Il ne fait aucun doute qu’au Canada et dans d’autres grandes régions du monde, on a du mal à offrir des soins adéquats. Bien des communautés plus ou moins rurales n’ont pas accès à l’éventail complet des soins de santé. La compression incessante des ressources qui permettent de fournir des soins à tous les patients au Canada a produit des zones de couverture incomplète pour les soins critiques, ce qui a contribué à l’allongement des temps d’attente, même pour les interventions prioritaires, et à une croissance rapide du sous-emploi chez les chirurgiens et autres médecins. Dans le dernier numéro du JCC, on a signalé 2 possibilités1,2 et une proposition3 visant à résoudre certains de ces problèmes.
Je m’inquiète toutefois de la qualité des soins. L’utilisation de bases de données sur les patients et de comparaisons démographiques d’autres secteurs a fragmenté le suivi dans ce domaine. À mon avis, les mesures proposées pour faciliter le suivi de la prestation des soins arrivent trop tard et sont insuffisantes. De toute évidence, une famille du nord du Québec, par exemple, n’aura pas accès aux services de pointe en néonatologie ou même aux soins de physiothérapie les plus élémentaires. La prestation de ces services et de certains autres par des praticiens formés selon le modèle de la « compétence par conception » — si le modèle en question finit par être dévoilé — pourrait faire partie de la solution. Reste à savoir si un médecin de famille voudra consacrer beaucoup de temps à acquérir la formation nécessaire pour une intervention rarement effectuée.
La somme des compétences chirurgicales avancées qu’il faut absorber pour maîtriser une intervention a de quoi intimider. Et le mode d’évaluation prévu dans le modèle de la compétence par conception (examens oraux et écrits) semble quelque peu archaïque, surtout pour les médecins des milieux ruraux. Il faudra attendre l’émergence d’une combinaison de formation par simulation et de mentorat à distance avant qu’il devienne vraiment possible d’appliquer ce modèle. Pourtant, en réalité, nous disposons déjà de presque tous les outils nécessaires à cette transition. Malheureusement, le système de santé et les instituts de recherche canadiens ont été lents à réagir. À bien des égards, il faut aborder la médecine rurale comme s’il s’agissait d’organiser la prestation des soins au personnel d’une station spatiale.

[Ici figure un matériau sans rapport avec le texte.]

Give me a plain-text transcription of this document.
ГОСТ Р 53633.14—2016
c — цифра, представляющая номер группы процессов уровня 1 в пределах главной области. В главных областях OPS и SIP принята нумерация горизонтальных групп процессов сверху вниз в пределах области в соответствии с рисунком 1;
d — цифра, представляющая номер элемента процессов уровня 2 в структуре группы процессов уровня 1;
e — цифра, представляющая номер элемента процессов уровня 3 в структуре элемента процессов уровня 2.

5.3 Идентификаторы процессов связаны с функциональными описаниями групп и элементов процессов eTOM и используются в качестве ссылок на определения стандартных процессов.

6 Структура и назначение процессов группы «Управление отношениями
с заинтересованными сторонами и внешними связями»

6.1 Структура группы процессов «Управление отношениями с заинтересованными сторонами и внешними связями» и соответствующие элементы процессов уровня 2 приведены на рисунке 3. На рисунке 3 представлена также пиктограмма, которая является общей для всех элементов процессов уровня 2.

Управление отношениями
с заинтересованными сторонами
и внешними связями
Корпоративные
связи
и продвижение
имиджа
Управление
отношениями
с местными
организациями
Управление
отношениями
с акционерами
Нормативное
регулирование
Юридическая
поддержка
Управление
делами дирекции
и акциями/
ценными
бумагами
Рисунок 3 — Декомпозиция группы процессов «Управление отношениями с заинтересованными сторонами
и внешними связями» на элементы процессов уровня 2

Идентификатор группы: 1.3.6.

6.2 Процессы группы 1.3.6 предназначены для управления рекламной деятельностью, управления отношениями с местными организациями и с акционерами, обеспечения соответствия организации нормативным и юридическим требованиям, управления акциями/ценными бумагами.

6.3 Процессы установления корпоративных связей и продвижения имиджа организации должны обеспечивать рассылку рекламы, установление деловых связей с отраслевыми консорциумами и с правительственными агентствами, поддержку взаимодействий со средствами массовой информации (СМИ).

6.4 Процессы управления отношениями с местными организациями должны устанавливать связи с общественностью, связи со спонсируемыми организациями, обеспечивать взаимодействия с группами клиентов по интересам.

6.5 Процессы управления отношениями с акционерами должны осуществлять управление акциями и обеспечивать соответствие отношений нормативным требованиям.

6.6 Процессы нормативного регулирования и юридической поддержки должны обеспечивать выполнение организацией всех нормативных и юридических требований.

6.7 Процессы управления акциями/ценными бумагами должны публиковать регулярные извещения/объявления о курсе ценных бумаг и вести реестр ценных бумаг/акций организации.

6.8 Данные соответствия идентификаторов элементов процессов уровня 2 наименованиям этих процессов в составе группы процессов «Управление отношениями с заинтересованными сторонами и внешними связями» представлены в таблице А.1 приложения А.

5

De grandes sociétés, comme Google et Microsoft, offrent déjà du matériel susceptible de faciliter l’apprentissage et la prestation des soins à distance. Même si Google Glass a connu un échec sur le marché grand public, il a été largement adopté par le milieu médical. Il est déjà bien établi que les lunettes Google Glass peuvent servir en toute sécurité à la supervision par un expert d’interventions effectuées à distance. Microsoft a lancé un produit similaire qui permet à la personne qui porte les lunettes et au chirurgien qui effectue l’intervention de voir des hologrammes surimposés; le chirurgien-conseil peut ainsi, à distance, tracer une cartographie tridimensionnelle du plan chirurgical sur le patient en temps réel ou annoter l’intervention au fur et à mesure. Au moyen d’appareils de télédétection gérés par des applications nuagiques, on pourrait laisser à la maison les patients en santé et dépister plus rapidement les troubles chez les patients malades. Les 2 technologies amélioreraient la qualité des soins et réduiraient les coûts pour le système de santé.
L’implantation d’un changement, quel qu’il soit, dans le système de santé, comporte une autre étape importante : les médecins doivent s’entendre sur les paramètres de la qualité des soins. À mon avis, le débat portant sur la possibilité de fournir des soins de haut niveau en milieu rural gagnerait en clarté s’il tenait simplement compte des technologies modernes. De toute évidence, dans le cas des maladies très graves et des troubles rares, les soins fournis en milieu rural ne peuvent être aussi bons ou aussi complets que les soins offerts dans les centres urbains. Toutefois, pour les maladies courantes, il serait possible d’améliorer très rapidement la sûreté des soins.
Footnotes
Intérêts concurrents: E.J. Harvey est médecin hygiéniste en chef de Greybox Healthcare (Montréal) et président du Conseil d’administration de NXT-Sens Inc. (Montréal).